Boomer: What are some of the strategies seniors can use to lessen the impact of expenses brought on by long term care?
Lowrey: They can buy Long-term care insurance policies or use their retirement funds to purchase an annuity that has a long-term care rider or income doubler. Some life insurance policies will sometimes have LTC options. But a traditional or asset based LTC policy is specific to an individuals long term care needs.
Some additional strategies seniors can use to lessen the impact of long term care expenses include:
- VA benefits. Military veterans may be able to offset nursing home or assisted-living expenses through benefits provided by the U.S. Department of Veteran Affairs. A veteran’s eligibility for long-term care services would be determined based on his or her need for ongoing treatment, personal care and assistance, as well as the availability of the service in the area where the person lives, according to the Department of Veteran Affairs.
Other factors, such as financial eligibility, a service-connected disability, insurance coverage, and/or ability to pay may also come into play.
- Medicaid compliant SPIAs. A SPIA is a single-premium immediate annuity. Typically, a SPIA is a contract with an insurance company where you pay the company a sum of money up front (the premium), and the company promises to pay you a certain amount of money periodically for the rest of your life.

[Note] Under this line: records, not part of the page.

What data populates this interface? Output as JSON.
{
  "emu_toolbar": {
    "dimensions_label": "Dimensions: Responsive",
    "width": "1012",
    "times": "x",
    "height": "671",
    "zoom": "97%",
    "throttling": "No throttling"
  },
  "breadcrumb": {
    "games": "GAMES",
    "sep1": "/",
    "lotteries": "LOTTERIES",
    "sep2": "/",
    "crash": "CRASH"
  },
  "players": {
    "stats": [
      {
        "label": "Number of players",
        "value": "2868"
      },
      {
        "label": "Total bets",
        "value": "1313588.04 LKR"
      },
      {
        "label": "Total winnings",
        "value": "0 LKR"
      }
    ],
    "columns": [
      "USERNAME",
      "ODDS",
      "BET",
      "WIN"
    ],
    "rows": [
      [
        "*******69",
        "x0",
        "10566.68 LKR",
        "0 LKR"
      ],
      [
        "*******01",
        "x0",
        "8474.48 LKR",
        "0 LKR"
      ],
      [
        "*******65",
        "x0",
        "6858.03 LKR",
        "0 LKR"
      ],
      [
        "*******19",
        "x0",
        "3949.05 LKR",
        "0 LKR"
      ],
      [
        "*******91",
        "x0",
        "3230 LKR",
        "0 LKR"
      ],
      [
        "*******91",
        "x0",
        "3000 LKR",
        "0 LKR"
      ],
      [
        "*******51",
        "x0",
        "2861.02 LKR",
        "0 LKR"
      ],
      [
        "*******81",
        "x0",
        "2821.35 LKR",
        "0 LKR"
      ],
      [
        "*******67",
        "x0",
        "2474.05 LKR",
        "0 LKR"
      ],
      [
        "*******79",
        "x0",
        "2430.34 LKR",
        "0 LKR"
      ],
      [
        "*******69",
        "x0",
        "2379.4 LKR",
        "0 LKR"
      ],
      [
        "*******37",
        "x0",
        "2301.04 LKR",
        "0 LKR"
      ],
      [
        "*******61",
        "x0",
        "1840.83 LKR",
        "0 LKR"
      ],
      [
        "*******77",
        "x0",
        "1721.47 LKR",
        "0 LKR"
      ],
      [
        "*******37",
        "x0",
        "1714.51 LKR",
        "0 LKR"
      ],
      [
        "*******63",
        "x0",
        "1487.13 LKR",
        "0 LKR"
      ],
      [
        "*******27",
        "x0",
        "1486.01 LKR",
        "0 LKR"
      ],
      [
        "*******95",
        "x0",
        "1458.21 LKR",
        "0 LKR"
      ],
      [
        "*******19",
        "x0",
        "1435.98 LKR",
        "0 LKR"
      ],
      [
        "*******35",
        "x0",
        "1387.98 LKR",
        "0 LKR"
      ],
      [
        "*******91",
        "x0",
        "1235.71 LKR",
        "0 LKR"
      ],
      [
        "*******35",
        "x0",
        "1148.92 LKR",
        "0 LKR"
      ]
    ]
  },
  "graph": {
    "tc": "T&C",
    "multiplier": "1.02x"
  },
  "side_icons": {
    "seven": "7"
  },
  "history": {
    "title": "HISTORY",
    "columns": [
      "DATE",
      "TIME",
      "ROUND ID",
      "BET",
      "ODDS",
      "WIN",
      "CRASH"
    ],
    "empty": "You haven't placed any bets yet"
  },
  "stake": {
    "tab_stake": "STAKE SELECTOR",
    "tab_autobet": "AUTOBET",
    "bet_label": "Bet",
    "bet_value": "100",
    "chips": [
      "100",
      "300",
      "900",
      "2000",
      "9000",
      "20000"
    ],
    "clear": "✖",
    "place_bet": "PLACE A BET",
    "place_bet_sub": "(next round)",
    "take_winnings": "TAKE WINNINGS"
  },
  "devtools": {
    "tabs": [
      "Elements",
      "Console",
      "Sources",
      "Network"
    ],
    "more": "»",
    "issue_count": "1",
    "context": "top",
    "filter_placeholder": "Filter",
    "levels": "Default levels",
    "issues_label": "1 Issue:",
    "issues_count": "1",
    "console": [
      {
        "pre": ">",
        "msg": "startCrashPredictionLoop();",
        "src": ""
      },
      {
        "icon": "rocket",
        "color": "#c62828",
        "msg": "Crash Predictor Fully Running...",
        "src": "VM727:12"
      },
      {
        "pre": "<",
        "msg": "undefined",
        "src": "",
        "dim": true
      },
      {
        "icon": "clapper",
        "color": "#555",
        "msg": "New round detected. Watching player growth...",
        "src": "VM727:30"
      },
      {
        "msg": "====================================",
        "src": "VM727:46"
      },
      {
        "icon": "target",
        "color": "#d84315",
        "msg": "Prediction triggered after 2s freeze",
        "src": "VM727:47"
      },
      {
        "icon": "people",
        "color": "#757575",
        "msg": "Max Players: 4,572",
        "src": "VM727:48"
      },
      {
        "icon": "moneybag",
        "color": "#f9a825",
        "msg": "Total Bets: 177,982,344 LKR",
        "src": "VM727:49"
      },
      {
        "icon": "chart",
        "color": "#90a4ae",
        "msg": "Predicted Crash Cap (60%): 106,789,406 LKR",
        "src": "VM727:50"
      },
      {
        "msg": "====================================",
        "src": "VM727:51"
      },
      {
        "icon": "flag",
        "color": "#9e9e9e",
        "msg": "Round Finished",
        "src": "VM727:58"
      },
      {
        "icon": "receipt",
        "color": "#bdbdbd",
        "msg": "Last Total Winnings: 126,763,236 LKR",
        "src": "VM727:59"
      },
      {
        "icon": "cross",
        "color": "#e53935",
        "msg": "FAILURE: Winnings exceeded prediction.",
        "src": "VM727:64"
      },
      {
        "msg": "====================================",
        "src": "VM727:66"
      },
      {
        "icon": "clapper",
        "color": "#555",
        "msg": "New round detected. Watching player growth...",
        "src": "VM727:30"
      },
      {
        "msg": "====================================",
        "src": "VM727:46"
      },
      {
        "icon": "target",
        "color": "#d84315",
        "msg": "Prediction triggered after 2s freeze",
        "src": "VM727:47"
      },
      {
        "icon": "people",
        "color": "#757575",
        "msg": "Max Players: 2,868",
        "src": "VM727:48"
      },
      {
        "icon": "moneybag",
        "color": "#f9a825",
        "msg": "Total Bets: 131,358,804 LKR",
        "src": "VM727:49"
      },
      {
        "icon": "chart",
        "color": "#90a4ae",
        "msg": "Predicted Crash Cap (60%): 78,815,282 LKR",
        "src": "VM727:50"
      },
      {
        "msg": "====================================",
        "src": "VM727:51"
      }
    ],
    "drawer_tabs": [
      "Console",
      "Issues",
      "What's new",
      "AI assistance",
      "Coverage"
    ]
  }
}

A Medicaid compliant SPIA is a specially designed annuity that pays out over the person’s “life expectancy” and has other specific characteristics. A couple who put money in a Medicaid annuity are able to avoid having the income from that annuity count against the financial assistance a spouse receives for nursing home care.
Irrevocable Trusts: A planning method used by attorney’s to potentially shelter assets from unforeseen expenses. This is done by changing the ownership of the assets to the trust. Most states have a “look back” period for eligible assets when qualifying for Medicaid and other programs. If the assets in the trust exceed the “look back” period the assets in the irrevocable trust could be considered protected from these unforeseen medical expenses or at least give the family options. These parameters are set at the state level and are subject to change and/or not considered protection. Individuals and/or families should consult with a lawyer in their state for their state specific laws regarding trusts.